Most people don’t and we all lose when that happens
There’s a little voice in the back of your head, telling you that you’re a faker. A faking faker on fake day and people can see right through you.
There’s another voice telling you that the thing you make comes to you so easy, you can’t charge money for it. You could do it in your sleep therefore it has less value.
There’s that persistent son of a bitch in your head assuring you that people won’t notice if you back out, don’t show up or say that you’re too busy to attend the whatever gathering it is.
Some of us have this kind of inner dialogue on at full volume, screaming our inadequacies at us day in and day out. Others have it on mute but every once in a while mute fails.
And so we hesitate to show up. We assume our work, and our very presence doesn’t matter. We reach for external validation at the same time that we know we’re undeserving.
It’s an ugly and terrible dance.
When you’re a creative, it’s even worse because your work is tied into that inner voice. You self sabotage your art, your opportunities and your public persona.
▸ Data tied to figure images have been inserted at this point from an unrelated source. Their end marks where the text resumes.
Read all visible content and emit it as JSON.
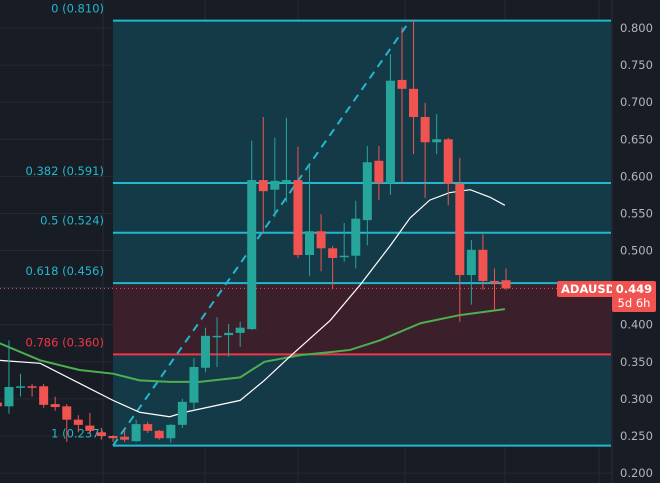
{
  "symbol": "ADAUSD",
  "last_price": "0.449",
  "countdown": "5d 6h",
  "colors": {
    "background": "#181c25",
    "up": "#26a69a",
    "down": "#f05350",
    "fib_line": "#22b8cf",
    "fib_red": "#f23645",
    "fib_fill": "#153a47",
    "fib_red_fill": "#3b1f2b",
    "ma_fast": "#ffffff",
    "ma_slow": "#4caf50"
  },
  "chart_data": {
    "type": "candlestick",
    "ylim": [
      0.2,
      0.82
    ],
    "grid": true,
    "y_ticks": [
      "0.800",
      "0.750",
      "0.700",
      "0.650",
      "0.600",
      "0.550",
      "0.500",
      "0.450",
      "0.400",
      "0.350",
      "0.300",
      "0.250",
      "0.200"
    ],
    "candles": [
      [
        0.295,
        0.3,
        0.285,
        0.29
      ],
      [
        0.29,
        0.379,
        0.28,
        0.316
      ],
      [
        0.316,
        0.334,
        0.303,
        0.317
      ],
      [
        0.317,
        0.32,
        0.303,
        0.315
      ],
      [
        0.317,
        0.32,
        0.288,
        0.292
      ],
      [
        0.293,
        0.303,
        0.284,
        0.289
      ],
      [
        0.29,
        0.293,
        0.242,
        0.272
      ],
      [
        0.272,
        0.278,
        0.255,
        0.265
      ],
      [
        0.264,
        0.281,
        0.254,
        0.257
      ],
      [
        0.255,
        0.261,
        0.245,
        0.25
      ],
      [
        0.25,
        0.251,
        0.242,
        0.247
      ],
      [
        0.249,
        0.259,
        0.242,
        0.245
      ],
      [
        0.243,
        0.272,
        0.242,
        0.266
      ],
      [
        0.266,
        0.269,
        0.254,
        0.257
      ],
      [
        0.257,
        0.258,
        0.245,
        0.247
      ],
      [
        0.247,
        0.266,
        0.241,
        0.265
      ],
      [
        0.265,
        0.3,
        0.261,
        0.296
      ],
      [
        0.295,
        0.355,
        0.285,
        0.343
      ],
      [
        0.342,
        0.396,
        0.336,
        0.385
      ],
      [
        0.383,
        0.41,
        0.343,
        0.385
      ],
      [
        0.386,
        0.401,
        0.357,
        0.389
      ],
      [
        0.389,
        0.404,
        0.37,
        0.396
      ],
      [
        0.394,
        0.648,
        0.393,
        0.595
      ],
      [
        0.595,
        0.68,
        0.525,
        0.58
      ],
      [
        0.582,
        0.652,
        0.545,
        0.594
      ],
      [
        0.591,
        0.679,
        0.565,
        0.595
      ],
      [
        0.595,
        0.64,
        0.49,
        0.494
      ],
      [
        0.494,
        0.618,
        0.466,
        0.526
      ],
      [
        0.526,
        0.549,
        0.472,
        0.503
      ],
      [
        0.503,
        0.506,
        0.448,
        0.49
      ],
      [
        0.491,
        0.537,
        0.485,
        0.493
      ],
      [
        0.493,
        0.567,
        0.476,
        0.543
      ],
      [
        0.541,
        0.641,
        0.507,
        0.619
      ],
      [
        0.621,
        0.641,
        0.568,
        0.591
      ],
      [
        0.591,
        0.765,
        0.575,
        0.729
      ],
      [
        0.73,
        0.801,
        0.591,
        0.718
      ],
      [
        0.718,
        0.811,
        0.63,
        0.68
      ],
      [
        0.68,
        0.699,
        0.571,
        0.646
      ],
      [
        0.646,
        0.684,
        0.63,
        0.65
      ],
      [
        0.65,
        0.652,
        0.561,
        0.59
      ],
      [
        0.59,
        0.625,
        0.404,
        0.467
      ],
      [
        0.467,
        0.514,
        0.427,
        0.501
      ],
      [
        0.501,
        0.522,
        0.447,
        0.459
      ],
      [
        0.459,
        0.476,
        0.42,
        0.456
      ],
      [
        0.46,
        0.476,
        0.447,
        0.449
      ]
    ],
    "ma_fast": [
      [
        0.2,
        0.352
      ],
      [
        3.7,
        0.348
      ],
      [
        7.1,
        0.321
      ],
      [
        10,
        0.298
      ],
      [
        12.3,
        0.282
      ],
      [
        14.9,
        0.276
      ],
      [
        16.2,
        0.282
      ],
      [
        21,
        0.298
      ],
      [
        23.1,
        0.325
      ],
      [
        25.3,
        0.357
      ],
      [
        28.8,
        0.406
      ],
      [
        31.4,
        0.454
      ],
      [
        34,
        0.507
      ],
      [
        35.7,
        0.544
      ],
      [
        37.4,
        0.568
      ],
      [
        39.1,
        0.578
      ],
      [
        40.9,
        0.582
      ],
      [
        42.6,
        0.572
      ],
      [
        43.9,
        0.561
      ]
    ],
    "ma_slow": [
      [
        0.2,
        0.375
      ],
      [
        3.7,
        0.352
      ],
      [
        7.1,
        0.339
      ],
      [
        10,
        0.334
      ],
      [
        12.3,
        0.325
      ],
      [
        14.9,
        0.323
      ],
      [
        17.5,
        0.323
      ],
      [
        21,
        0.329
      ],
      [
        23.1,
        0.35
      ],
      [
        26.2,
        0.359
      ],
      [
        28.8,
        0.363
      ],
      [
        30.5,
        0.366
      ],
      [
        33.1,
        0.379
      ],
      [
        36.6,
        0.402
      ],
      [
        40,
        0.413
      ],
      [
        43.9,
        0.421
      ]
    ],
    "fib_levels": [
      {
        "label": "0 (0.810)",
        "price": 0.81,
        "color": "#22b8cf"
      },
      {
        "label": "0.382 (0.591)",
        "price": 0.591,
        "color": "#22b8cf"
      },
      {
        "label": "0.5 (0.524)",
        "price": 0.524,
        "color": "#22b8cf"
      },
      {
        "label": "0.618 (0.456)",
        "price": 0.456,
        "color": "#22b8cf"
      },
      {
        "label": "0.786 (0.360)",
        "price": 0.36,
        "color": "#f23645"
      },
      {
        "label": "1 (0.237)",
        "price": 0.237,
        "color": "#22b8cf"
      }
    ]
  }
}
I can see it. Have seen it. Still see it. And it’s a shame.
We are born all worthy of being here. The very act of arriving assures us our worth. There are no wastes of skin (what a horrible description). No mistakes.
And when we’re born, we’re all given gifts. Some show up young, some later, but they are there. The artist. The writer. The speaker. The peacemaker. The scientist. The analyst. And oftentimes those gifts are layered. An artist who writes. The musician who programs software. The singer who discovered a cure for something.
But if you go through your life being terrible to yourself, your gifts by proximity are shit on too. A crude, but important picture.
You are supposed to be here, alive, right now, doing the work that comes naturally to you. And that work isn’t just for you, self indulgent and selfish, but for others too.
When you write, paint, create, being who you are from a place of owning who you are, you inspire others to do the same. Our work isn’t just the obvious, but the ripple effect outward. Me, taking up art so publicly in 2015, inspired countless others to pick up their brushes too. There are at least five books out in the world because my strength of presence and conviction was contagious to the right people in the right moment.
It’s so easy to focus on the poor me, and terrible things happen to me and life sucks and I’m powerless. When you do that, the people who are in the same mindset, or leaning that way, gather around you.
But when you claim your power, your absolute RIGHT to be here alive and your absolute place as a powerful creative, a person worthy of their gifts, you change the world.
There’s a ripple effect that happens when we are the stone tossed into the pond.
Until 2015, I craved my art practice but did very little about it. Living a creative life was for other people, though I’d always intended to be an artist and went to school for it. I was convinced I wasn’t worthy of my gifts and skills.
A near death situation shifted my priorities in the most dramatic way possible and I decided that now was the best time, the only time, I had to change everything. Within a year, my art was available internationally and things just grew from there.
But what happened that I wasn’t expecting was the ripple effect.
My kids, old enough to be thinking about careers and heading into secondary school, suddenly made major shifts. From a quiet state of despair and an anticipated future of unsatisfying cubicle-based, soul destroying jobs, to choosing art and music for their paths.
My fans started contacting me, sharing their work. Not having painted or made any art in years, felt safe enough to try in the same way that I would paint live and face the chances of failing in front of an audience every week. My ability to perform regardless of outcome gave them courage.
When I started writing my book, and then writing about the process of writing, more people contacted me. They thought they were the only ones going through the pain of feeling unworthy! But no, in my authenticity and sharing (oversharing?) they found the courage to continue knowing that they weren’t alone.
This power that I show up in, knowing that I’d have more regrets not doing a thing than doing it and possibly failing, is contagious.
And it’s not unique to me.
When you claim your power, claim your gifts and own the fact that you are supposed to be alive and doing the things that bring you joy, it ripples outward and changes the world completely.
You showing up as you are is so important because so many people don’t and then we all lose. How many books go unwritten? How much art is hidden away, the artist unsure of their own value? How much music is unplayed, unshared, unsung?
It is our very purpose is to be who we are, perfectly imperfect in the moment. Being the light, the candle, the guide for the people who just need the inspiration.
When Roger Bannister ran the very first 4 minute mile in 1954, he changed the world. Prior to that, no one thought it could be done. That it was humanly impossible. The minute he did it, or really shortly after, runner after runner began to break that barrier. Now it’s the de facto standard for male athletes.
This is how we influence each other — proving that a thing can be done by doing it. Making the path. Being the person who gets shit done.
Claim your power. Be a light for the people around you. Do what you were born to do. Humanity’s path depends upon it.